Why the y-intercept is always a and the asymptote is y = 0

Both features fall out of the form $f(x) = a \cdot b^x$. At $x = 0$, any positive base satisfies $b^0 = 1$, so $f(0) = a \cdot 1 = a$; the starting coefficient is the $y$-intercept, no computation needed. For the asymptote, consider the decay direction: as $x$ grows for $0 < b < 1$ (or as $x$ goes very negative for $b > 1$), $b^x$ becomes a tinier and tinier positive number, halving or shrinking without limit, but it can never actually be zero because a positive base raised to any power stays positive. So $a \cdot b^x$ approaches $0$ from above without ever reaching it, which is exactly what a horizontal asymptote at $y = 0$ means. This also explains the range $y > 0$: the output is a positive coefficient times a positive power, never zero or negative.

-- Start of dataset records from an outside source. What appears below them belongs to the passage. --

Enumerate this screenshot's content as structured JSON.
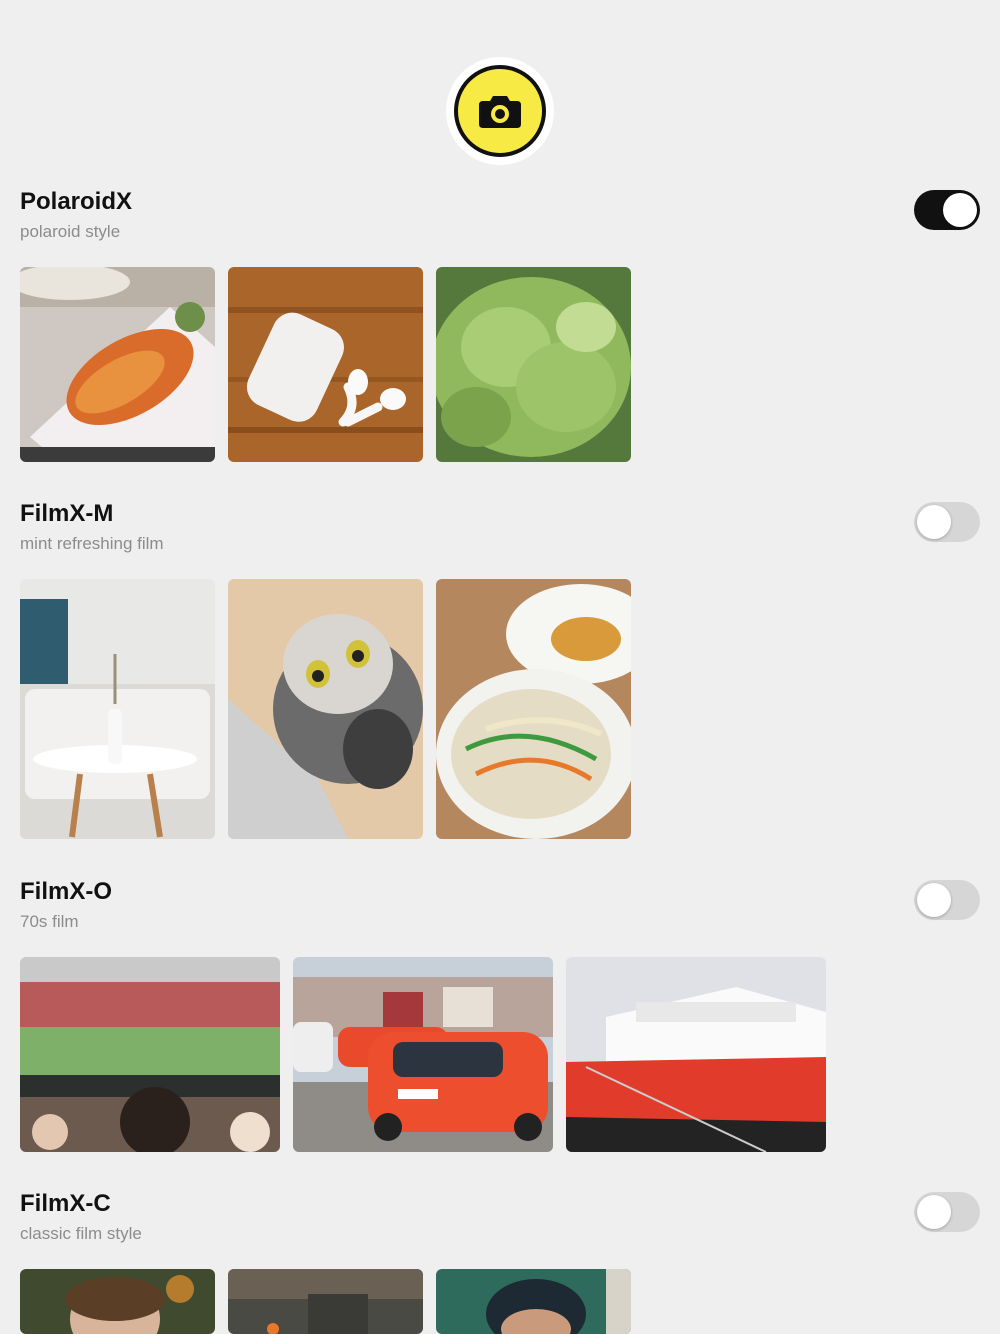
{
  "camera_button": {
    "icon": "camera-icon",
    "color": "#f8ea45"
  },
  "filters": [
    {
      "name": "PolaroidX",
      "description": "polaroid style",
      "enabled": true,
      "photos": [
        "fried dumplings on plate",
        "airpods on wooden table",
        "lettuce in bowl"
      ]
    },
    {
      "name": "FilmX-M",
      "description": "mint refreshing film",
      "enabled": false,
      "photos": [
        "white room with side table",
        "tabby cat looking up",
        "noodle soup with gyoza"
      ]
    },
    {
      "name": "FilmX-O",
      "description": "70s film",
      "enabled": false,
      "photos": [
        "football stadium crowd",
        "red police cars on cobblestone street",
        "red and white ship at dock"
      ]
    },
    {
      "name": "FilmX-C",
      "description": "classic film style",
      "enabled": false,
      "photos": [
        "portrait of person with flowers",
        "street scene",
        "portrait with cap"
      ]
    }
  ],
  "colors": {
    "toggle_on": "#111111",
    "toggle_off": "#d6d6d6",
    "background": "#efefef"
  }
}
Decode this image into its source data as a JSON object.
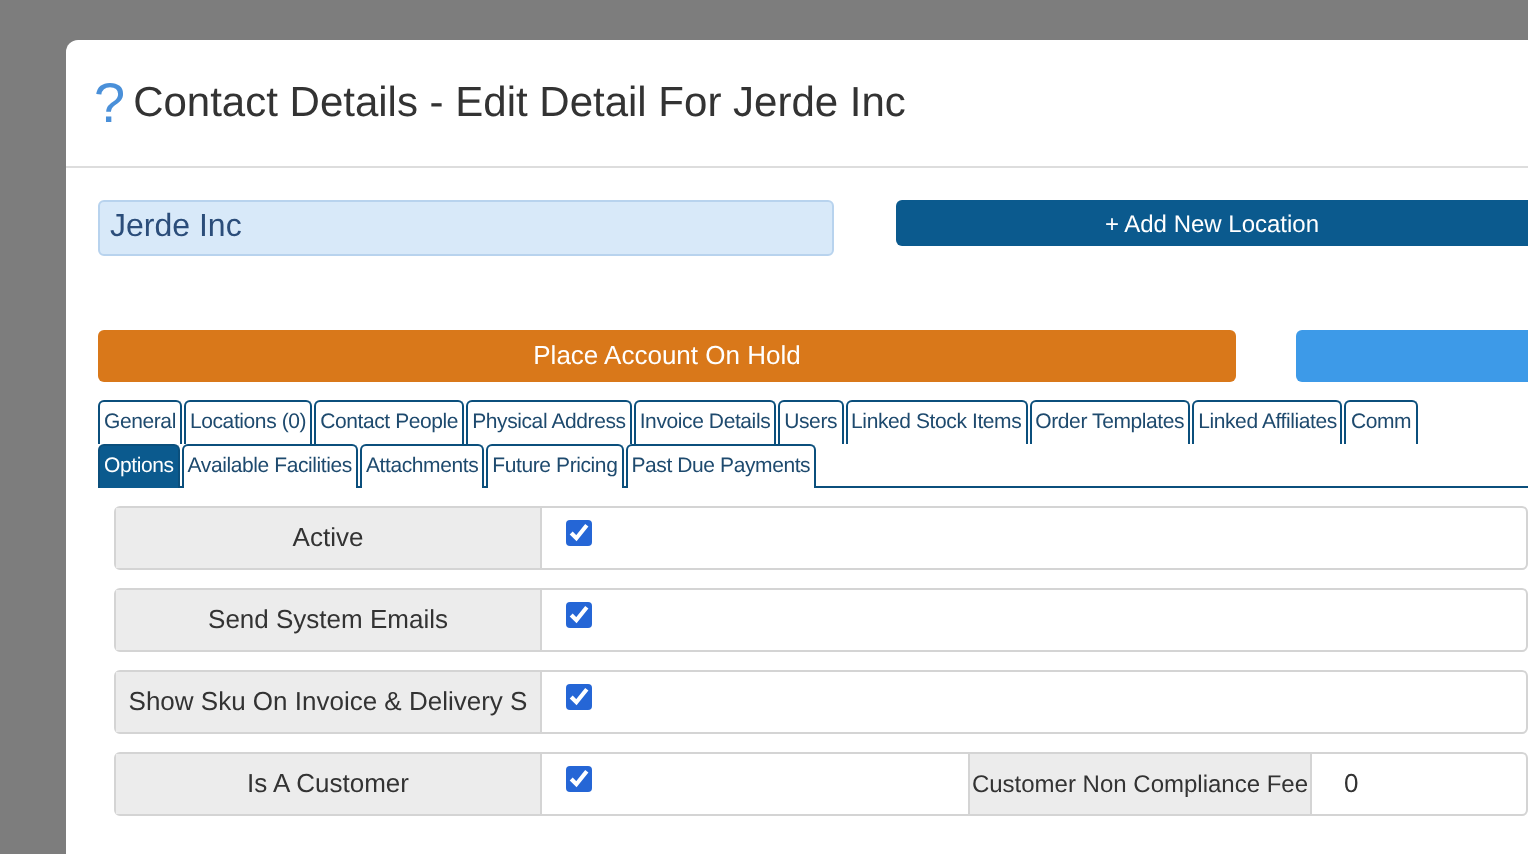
{
  "dialog": {
    "help_glyph": "?",
    "title": "Contact Details - Edit Detail For Jerde Inc"
  },
  "name_field": {
    "value": "Jerde Inc"
  },
  "add_location_button": {
    "label": "+ Add New Location"
  },
  "hold_button": {
    "label": "Place Account On Hold"
  },
  "tab_rows": [
    [
      {
        "label": "General",
        "selected": false
      },
      {
        "label": "Locations (0)",
        "selected": false
      },
      {
        "label": "Contact People",
        "selected": false
      },
      {
        "label": "Physical Address",
        "selected": false
      },
      {
        "label": "Invoice Details",
        "selected": false
      },
      {
        "label": "Users",
        "selected": false
      },
      {
        "label": "Linked Stock Items",
        "selected": false
      },
      {
        "label": "Order Templates",
        "selected": false
      },
      {
        "label": "Linked Affiliates",
        "selected": false
      },
      {
        "label": "Comm",
        "selected": false
      }
    ],
    [
      {
        "label": "Options",
        "selected": true
      },
      {
        "label": "Available Facilities",
        "selected": false
      },
      {
        "label": "Attachments",
        "selected": false
      },
      {
        "label": "Future Pricing",
        "selected": false
      },
      {
        "label": "Past Due Payments",
        "selected": false
      }
    ]
  ],
  "settings": [
    {
      "label": "Active",
      "checked": true
    },
    {
      "label": "Send System Emails",
      "checked": true
    },
    {
      "label": "Show Sku On Invoice & Delivery S",
      "checked": true
    },
    {
      "label": "Is A Customer",
      "checked": true,
      "extra_label": "Customer Non Compliance Fee",
      "extra_value": "0"
    }
  ]
}
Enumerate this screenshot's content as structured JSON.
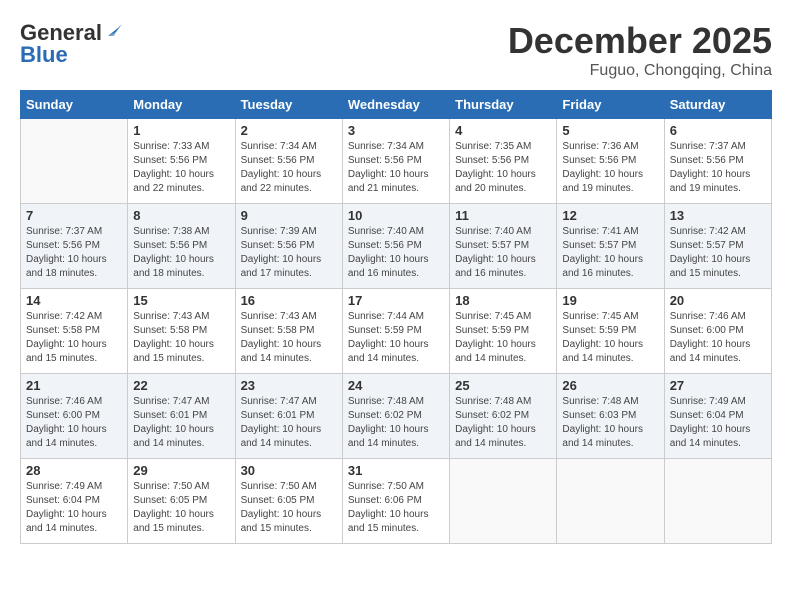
{
  "header": {
    "logo_general": "General",
    "logo_blue": "Blue",
    "month_title": "December 2025",
    "location": "Fuguo, Chongqing, China"
  },
  "days_of_week": [
    "Sunday",
    "Monday",
    "Tuesday",
    "Wednesday",
    "Thursday",
    "Friday",
    "Saturday"
  ],
  "weeks": [
    [
      {
        "day": "",
        "sunrise": "",
        "sunset": "",
        "daylight": ""
      },
      {
        "day": "1",
        "sunrise": "Sunrise: 7:33 AM",
        "sunset": "Sunset: 5:56 PM",
        "daylight": "Daylight: 10 hours and 22 minutes."
      },
      {
        "day": "2",
        "sunrise": "Sunrise: 7:34 AM",
        "sunset": "Sunset: 5:56 PM",
        "daylight": "Daylight: 10 hours and 22 minutes."
      },
      {
        "day": "3",
        "sunrise": "Sunrise: 7:34 AM",
        "sunset": "Sunset: 5:56 PM",
        "daylight": "Daylight: 10 hours and 21 minutes."
      },
      {
        "day": "4",
        "sunrise": "Sunrise: 7:35 AM",
        "sunset": "Sunset: 5:56 PM",
        "daylight": "Daylight: 10 hours and 20 minutes."
      },
      {
        "day": "5",
        "sunrise": "Sunrise: 7:36 AM",
        "sunset": "Sunset: 5:56 PM",
        "daylight": "Daylight: 10 hours and 19 minutes."
      },
      {
        "day": "6",
        "sunrise": "Sunrise: 7:37 AM",
        "sunset": "Sunset: 5:56 PM",
        "daylight": "Daylight: 10 hours and 19 minutes."
      }
    ],
    [
      {
        "day": "7",
        "sunrise": "Sunrise: 7:37 AM",
        "sunset": "Sunset: 5:56 PM",
        "daylight": "Daylight: 10 hours and 18 minutes."
      },
      {
        "day": "8",
        "sunrise": "Sunrise: 7:38 AM",
        "sunset": "Sunset: 5:56 PM",
        "daylight": "Daylight: 10 hours and 18 minutes."
      },
      {
        "day": "9",
        "sunrise": "Sunrise: 7:39 AM",
        "sunset": "Sunset: 5:56 PM",
        "daylight": "Daylight: 10 hours and 17 minutes."
      },
      {
        "day": "10",
        "sunrise": "Sunrise: 7:40 AM",
        "sunset": "Sunset: 5:56 PM",
        "daylight": "Daylight: 10 hours and 16 minutes."
      },
      {
        "day": "11",
        "sunrise": "Sunrise: 7:40 AM",
        "sunset": "Sunset: 5:57 PM",
        "daylight": "Daylight: 10 hours and 16 minutes."
      },
      {
        "day": "12",
        "sunrise": "Sunrise: 7:41 AM",
        "sunset": "Sunset: 5:57 PM",
        "daylight": "Daylight: 10 hours and 16 minutes."
      },
      {
        "day": "13",
        "sunrise": "Sunrise: 7:42 AM",
        "sunset": "Sunset: 5:57 PM",
        "daylight": "Daylight: 10 hours and 15 minutes."
      }
    ],
    [
      {
        "day": "14",
        "sunrise": "Sunrise: 7:42 AM",
        "sunset": "Sunset: 5:58 PM",
        "daylight": "Daylight: 10 hours and 15 minutes."
      },
      {
        "day": "15",
        "sunrise": "Sunrise: 7:43 AM",
        "sunset": "Sunset: 5:58 PM",
        "daylight": "Daylight: 10 hours and 15 minutes."
      },
      {
        "day": "16",
        "sunrise": "Sunrise: 7:43 AM",
        "sunset": "Sunset: 5:58 PM",
        "daylight": "Daylight: 10 hours and 14 minutes."
      },
      {
        "day": "17",
        "sunrise": "Sunrise: 7:44 AM",
        "sunset": "Sunset: 5:59 PM",
        "daylight": "Daylight: 10 hours and 14 minutes."
      },
      {
        "day": "18",
        "sunrise": "Sunrise: 7:45 AM",
        "sunset": "Sunset: 5:59 PM",
        "daylight": "Daylight: 10 hours and 14 minutes."
      },
      {
        "day": "19",
        "sunrise": "Sunrise: 7:45 AM",
        "sunset": "Sunset: 5:59 PM",
        "daylight": "Daylight: 10 hours and 14 minutes."
      },
      {
        "day": "20",
        "sunrise": "Sunrise: 7:46 AM",
        "sunset": "Sunset: 6:00 PM",
        "daylight": "Daylight: 10 hours and 14 minutes."
      }
    ],
    [
      {
        "day": "21",
        "sunrise": "Sunrise: 7:46 AM",
        "sunset": "Sunset: 6:00 PM",
        "daylight": "Daylight: 10 hours and 14 minutes."
      },
      {
        "day": "22",
        "sunrise": "Sunrise: 7:47 AM",
        "sunset": "Sunset: 6:01 PM",
        "daylight": "Daylight: 10 hours and 14 minutes."
      },
      {
        "day": "23",
        "sunrise": "Sunrise: 7:47 AM",
        "sunset": "Sunset: 6:01 PM",
        "daylight": "Daylight: 10 hours and 14 minutes."
      },
      {
        "day": "24",
        "sunrise": "Sunrise: 7:48 AM",
        "sunset": "Sunset: 6:02 PM",
        "daylight": "Daylight: 10 hours and 14 minutes."
      },
      {
        "day": "25",
        "sunrise": "Sunrise: 7:48 AM",
        "sunset": "Sunset: 6:02 PM",
        "daylight": "Daylight: 10 hours and 14 minutes."
      },
      {
        "day": "26",
        "sunrise": "Sunrise: 7:48 AM",
        "sunset": "Sunset: 6:03 PM",
        "daylight": "Daylight: 10 hours and 14 minutes."
      },
      {
        "day": "27",
        "sunrise": "Sunrise: 7:49 AM",
        "sunset": "Sunset: 6:04 PM",
        "daylight": "Daylight: 10 hours and 14 minutes."
      }
    ],
    [
      {
        "day": "28",
        "sunrise": "Sunrise: 7:49 AM",
        "sunset": "Sunset: 6:04 PM",
        "daylight": "Daylight: 10 hours and 14 minutes."
      },
      {
        "day": "29",
        "sunrise": "Sunrise: 7:50 AM",
        "sunset": "Sunset: 6:05 PM",
        "daylight": "Daylight: 10 hours and 15 minutes."
      },
      {
        "day": "30",
        "sunrise": "Sunrise: 7:50 AM",
        "sunset": "Sunset: 6:05 PM",
        "daylight": "Daylight: 10 hours and 15 minutes."
      },
      {
        "day": "31",
        "sunrise": "Sunrise: 7:50 AM",
        "sunset": "Sunset: 6:06 PM",
        "daylight": "Daylight: 10 hours and 15 minutes."
      },
      {
        "day": "",
        "sunrise": "",
        "sunset": "",
        "daylight": ""
      },
      {
        "day": "",
        "sunrise": "",
        "sunset": "",
        "daylight": ""
      },
      {
        "day": "",
        "sunrise": "",
        "sunset": "",
        "daylight": ""
      }
    ]
  ]
}
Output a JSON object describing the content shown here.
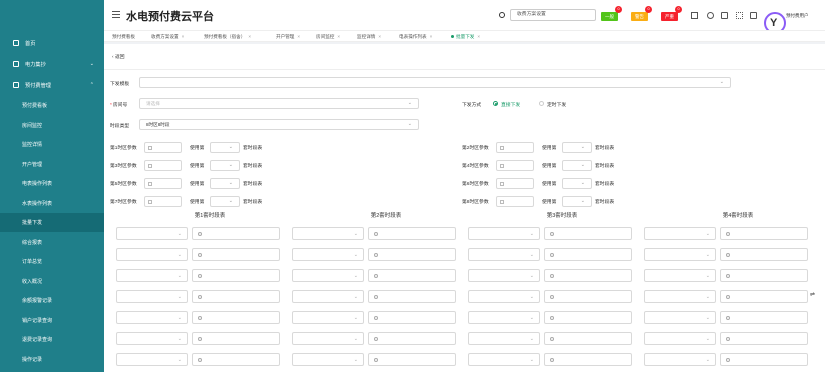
{
  "app": {
    "title": "水电预付费云平台"
  },
  "header": {
    "search_value": "收费方案设置",
    "badges": [
      {
        "label": "一般",
        "count": "0",
        "color": "#52c41a"
      },
      {
        "label": "警告",
        "count": "0",
        "color": "#faad14"
      },
      {
        "label": "严重",
        "count": "0",
        "color": "#f5222d"
      }
    ],
    "user": "预付费用户"
  },
  "sidebar": {
    "items": [
      {
        "label": "首页"
      },
      {
        "label": "电力集抄"
      },
      {
        "label": "预付费管理"
      }
    ],
    "subitems": [
      {
        "label": "预付费看板"
      },
      {
        "label": "房间监控"
      },
      {
        "label": "监控详情"
      },
      {
        "label": "开户管理"
      },
      {
        "label": "电表操作列表"
      },
      {
        "label": "水表操作列表"
      },
      {
        "label": "批量下发"
      },
      {
        "label": "综合报表"
      },
      {
        "label": "订单总览"
      },
      {
        "label": "收入概况"
      },
      {
        "label": "余额报警记录"
      },
      {
        "label": "销户记录查询"
      },
      {
        "label": "退费记录查询"
      },
      {
        "label": "操作记录"
      }
    ]
  },
  "tabs": [
    {
      "label": "预付费看板"
    },
    {
      "label": "收费方案设置"
    },
    {
      "label": "预付费看板（宿舍）"
    },
    {
      "label": "开户管理"
    },
    {
      "label": "房间监控"
    },
    {
      "label": "监控详情"
    },
    {
      "label": "电表操作列表"
    },
    {
      "label": "批量下发"
    }
  ],
  "form": {
    "back": "返回",
    "template_label": "下发模板",
    "room_label": "房间号",
    "room_placeholder": "请选择",
    "mode_label": "下发方式",
    "mode_direct": "直接下发",
    "mode_timed": "定时下发",
    "period_type_label": "时段类型",
    "period_type_value": "8时区8时段",
    "use_label": "使用第",
    "suffix_label": "套时段表",
    "params": [
      "第1时区参数",
      "第2时区参数",
      "第3时区参数",
      "第4时区参数",
      "第5时区参数",
      "第6时区参数",
      "第7时区参数",
      "第8时区参数"
    ]
  },
  "sets": [
    {
      "title": "第1套时段表"
    },
    {
      "title": "第2套时段表"
    },
    {
      "title": "第3套时段表"
    },
    {
      "title": "第4套时段表"
    }
  ]
}
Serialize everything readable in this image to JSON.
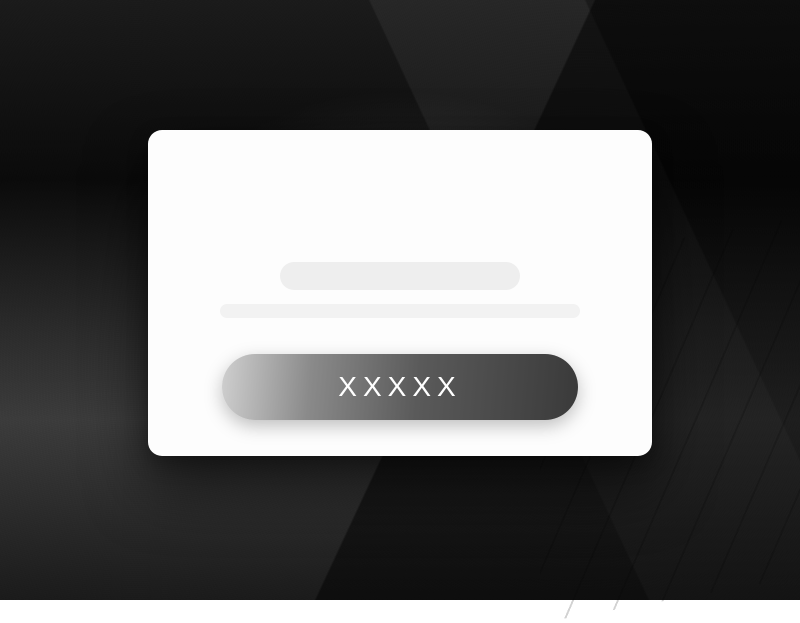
{
  "card": {
    "button_label": "XXXXX"
  }
}
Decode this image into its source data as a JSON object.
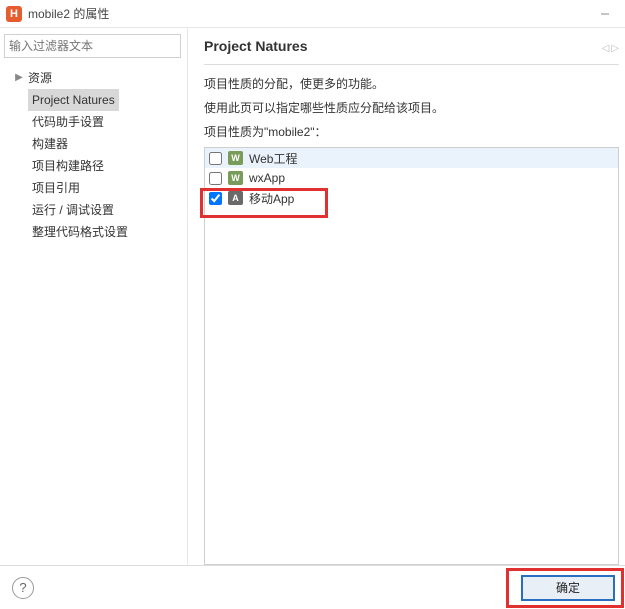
{
  "window": {
    "title": "mobile2 的属性",
    "app_icon_letter": "H"
  },
  "sidebar": {
    "filter_placeholder": "输入过滤器文本",
    "root_label": "资源",
    "items": [
      {
        "label": "Project Natures",
        "selected": true
      },
      {
        "label": "代码助手设置",
        "selected": false
      },
      {
        "label": "构建器",
        "selected": false
      },
      {
        "label": "项目构建路径",
        "selected": false
      },
      {
        "label": "项目引用",
        "selected": false
      },
      {
        "label": "运行 / 调试设置",
        "selected": false
      },
      {
        "label": "整理代码格式设置",
        "selected": false
      }
    ]
  },
  "main": {
    "heading": "Project Natures",
    "desc_line1": "项目性质的分配，使更多的功能。",
    "desc_line2": "使用此页可以指定哪些性质应分配给该项目。",
    "desc_line3": "项目性质为\"mobile2\"：",
    "natures": [
      {
        "label": "Web工程",
        "badge": "W",
        "badge_class": "badge-w",
        "checked": false,
        "hover": true
      },
      {
        "label": "wxApp",
        "badge": "W",
        "badge_class": "badge-w",
        "checked": false,
        "hover": false
      },
      {
        "label": "移动App",
        "badge": "A",
        "badge_class": "badge-a",
        "checked": true,
        "hover": false
      }
    ]
  },
  "footer": {
    "ok_label": "确定",
    "help_label": "?"
  }
}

Distinguishing growth from decay on sight

On the EOC you often must label a graph or equation as growth or decay quickly. From the equation, look at the base: above $1$ is growth, between $0$ and $1$ is decay. From a graph, look at the direction: rising left to right is growth, falling left to right is decay (with the flat asymptote end on the right for decay, on the left for growth). From a table, check the multiplier between consecutive equally spaced outputs: a factor above $1$ grows, below $1$ decays. All three views agree because they describe the same base, so pick whichever representation the item gives you.

Try this

Q1. What is the $y$-intercept of $f(x) = 7 \cdot 2^x$? [1 point]

• Cue. $f(0) = 7$, so $(0, 7)$.

Q2. Does $f(x) = 6 \cdot (0.4)^x$ grow or decay? [1 point]

• Cue. Base $0.4 < 1$, so it decays.